The best moment in the film is very early: Father Christmas sitting at his kitchen table eating a full English breakfast at some brutal pre-dawn hour, steam rising from the mug, the reindeer visible through the window. It's a completely mundane image that nobody had put in a Santa Claus story before Briggs drew it in 1973. The film reproduces it faithfully, and it still feels like a small corrective act against thirty years of department store mythology.

Fun Facts

01

Raymond Briggs' original "Father Christmas" (1973) won the Kate Greenaway Medal, the UK's most prestigious award for children's book illustration. It was his second time winning the medal, after "The Mother Goose Treasury" in 1966.

02

TVC London (Television Cartoons Ltd) produced both "The Snowman" (1982) and "Father Christmas" (1991). The studio was founded in 1957 and has produced animation for the BBC and Channel 4 across several decades.

03

Mel Smith, who voiced Father Christmas, was best known as a comedian and film director.
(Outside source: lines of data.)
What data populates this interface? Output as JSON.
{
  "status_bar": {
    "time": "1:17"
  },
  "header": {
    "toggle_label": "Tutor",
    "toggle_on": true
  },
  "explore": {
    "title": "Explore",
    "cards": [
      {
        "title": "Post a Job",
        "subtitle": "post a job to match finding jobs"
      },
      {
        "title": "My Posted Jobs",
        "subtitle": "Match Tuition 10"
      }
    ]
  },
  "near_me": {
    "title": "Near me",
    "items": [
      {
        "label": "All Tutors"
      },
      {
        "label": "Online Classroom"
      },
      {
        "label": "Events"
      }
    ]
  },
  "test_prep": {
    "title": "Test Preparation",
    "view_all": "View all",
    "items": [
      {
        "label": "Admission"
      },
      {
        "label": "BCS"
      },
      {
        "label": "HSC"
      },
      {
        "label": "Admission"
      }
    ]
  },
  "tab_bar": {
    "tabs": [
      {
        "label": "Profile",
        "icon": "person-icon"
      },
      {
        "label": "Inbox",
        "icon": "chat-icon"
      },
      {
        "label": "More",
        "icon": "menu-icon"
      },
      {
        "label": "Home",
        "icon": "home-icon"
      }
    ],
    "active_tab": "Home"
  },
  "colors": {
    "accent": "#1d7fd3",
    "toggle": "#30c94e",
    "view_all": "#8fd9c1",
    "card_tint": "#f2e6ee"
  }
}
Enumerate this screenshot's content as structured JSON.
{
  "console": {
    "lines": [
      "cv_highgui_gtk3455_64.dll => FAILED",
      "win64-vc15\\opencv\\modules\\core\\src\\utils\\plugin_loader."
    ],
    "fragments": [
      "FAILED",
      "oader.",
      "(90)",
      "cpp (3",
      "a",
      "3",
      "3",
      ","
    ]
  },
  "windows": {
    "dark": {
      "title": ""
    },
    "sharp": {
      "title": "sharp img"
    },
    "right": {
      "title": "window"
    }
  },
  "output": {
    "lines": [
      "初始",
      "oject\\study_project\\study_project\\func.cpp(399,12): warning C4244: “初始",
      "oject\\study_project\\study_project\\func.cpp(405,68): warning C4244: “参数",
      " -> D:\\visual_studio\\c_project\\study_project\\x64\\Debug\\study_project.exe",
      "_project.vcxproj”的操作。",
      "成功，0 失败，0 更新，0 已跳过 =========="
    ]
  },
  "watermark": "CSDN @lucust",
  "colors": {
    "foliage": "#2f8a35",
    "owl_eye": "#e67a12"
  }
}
He co-wrote and starred in "Not the Nine O'Clock News" (1979-1982) and directed "The Tall Guy" (1989). He died in 2013.

04

The special won the BAFTA for Best Animated Short Film at the 1993 awards ceremony, beating out several other short productions that year. It was broadcast on BBC One on Christmas Eve 1991.

05

Briggs drew Father Christmas as a working-class man partly as a response to the American commercialisation of Santa Claus, which he felt had made the figure implausibly jolly and detached from physical reality. The 1973 book includes Father Christmas using an outdoor toilet in the snow.

06

A sequel special, "Father Christmas Goes on Holiday," was adapted alongside the first book in the same 25-minute film rather than as a separate production. The two Briggs books cover roughly equal time in the special.

07

The voice casting of Mel Smith gave the character a specific regional flavour. Smith's accent, while not strongly marked, placed Father Christmas in a recognisably working-class British register that reinforced Briggs' original conception of him as a tradesman rather than a mythological figure.